Personal information
- Full name: Percy Francis Joseph Martini
- Born: 4 June 1888 Hawthorn, Victoria
- Died: 1 July 1961 (aged 73) East Geelong, Victoria
- Original team: Marylebone
- Height: 183 cm (6 ft 0 in)
- Weight: 85 kg (187 lb)

Playing career^{1}
- Years: Club / Games (Goals)
- 1909–1915: Geelong / 103 (262)
- 1916: Richmond / 010 0(22)
- 1917–1920: Geelong / 046 0(71)
- Total:  / 159 (355)
- ^{1} Playing statistics correct to the end of 1920.

Career highlights
- Geelong Leading Goalkicker 1909, 1910, 1911, 1912, 1913, 1914, 1915, 1918, 1919; VFL Leading Goalkicker 1910; Richmond Leading Goalkicker 1916; Interstate games:- 2;

= Percy Martini =

Australian rules footballer

Percy Francis Joseph Martini (4 June 1888 – 1 July 1961) was an Australian rules footballer who played for Geelong in the Victorian Football League (VFL).

==Family==
He married May Victoria Machar (1887–1928) in 1913.

==Football==
A full-forward, from 1909 until 1919, he was Geelong's leading goalkicker in every season except 1915. In 1916, the club did not take part in the competition due to the war, and Martini played with Richmond for the season and topped their goalkicking.

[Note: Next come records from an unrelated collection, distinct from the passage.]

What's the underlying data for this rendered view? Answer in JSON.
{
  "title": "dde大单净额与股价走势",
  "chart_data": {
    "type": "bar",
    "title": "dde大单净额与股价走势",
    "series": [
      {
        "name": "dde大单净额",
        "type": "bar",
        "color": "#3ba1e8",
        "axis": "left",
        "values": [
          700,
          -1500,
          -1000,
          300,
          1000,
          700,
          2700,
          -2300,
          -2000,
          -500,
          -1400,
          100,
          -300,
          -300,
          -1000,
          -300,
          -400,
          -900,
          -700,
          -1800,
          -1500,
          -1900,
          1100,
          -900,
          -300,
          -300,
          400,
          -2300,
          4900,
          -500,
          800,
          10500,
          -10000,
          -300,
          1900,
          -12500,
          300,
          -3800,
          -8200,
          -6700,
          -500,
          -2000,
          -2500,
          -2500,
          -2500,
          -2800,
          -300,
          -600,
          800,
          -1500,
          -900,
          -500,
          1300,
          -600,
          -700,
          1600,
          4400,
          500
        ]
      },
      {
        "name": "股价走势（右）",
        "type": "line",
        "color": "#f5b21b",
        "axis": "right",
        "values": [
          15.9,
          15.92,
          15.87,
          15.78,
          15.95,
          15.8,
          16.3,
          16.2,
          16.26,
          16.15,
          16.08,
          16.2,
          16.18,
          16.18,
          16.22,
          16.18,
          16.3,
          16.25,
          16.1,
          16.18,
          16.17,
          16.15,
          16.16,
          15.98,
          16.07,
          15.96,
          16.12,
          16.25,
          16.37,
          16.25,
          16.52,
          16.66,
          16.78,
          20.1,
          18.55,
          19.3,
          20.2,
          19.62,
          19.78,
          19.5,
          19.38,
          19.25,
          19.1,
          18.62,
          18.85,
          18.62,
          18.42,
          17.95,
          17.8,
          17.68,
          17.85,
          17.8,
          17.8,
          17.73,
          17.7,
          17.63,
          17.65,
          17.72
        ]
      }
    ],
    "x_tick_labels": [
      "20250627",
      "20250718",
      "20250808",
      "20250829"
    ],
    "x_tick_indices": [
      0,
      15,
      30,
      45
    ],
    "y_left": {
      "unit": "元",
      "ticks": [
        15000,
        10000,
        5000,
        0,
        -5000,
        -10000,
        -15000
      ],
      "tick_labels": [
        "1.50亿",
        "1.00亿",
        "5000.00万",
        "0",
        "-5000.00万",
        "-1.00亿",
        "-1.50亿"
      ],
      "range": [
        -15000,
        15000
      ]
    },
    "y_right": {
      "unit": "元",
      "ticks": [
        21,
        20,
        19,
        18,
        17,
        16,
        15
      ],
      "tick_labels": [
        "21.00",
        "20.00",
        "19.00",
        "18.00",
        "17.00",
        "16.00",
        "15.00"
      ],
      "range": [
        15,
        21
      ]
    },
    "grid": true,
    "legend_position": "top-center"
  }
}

With 51 goals in 1910, he became the first Geelong player to kick over 50 goals in a season, and it was the biggest tally in the league for the year, posthumously earning a Leading Goalkicker Medal for his efforts. When he retired in 1920, he had managed to kick 333 goals for Geelong, which at the time was a club record.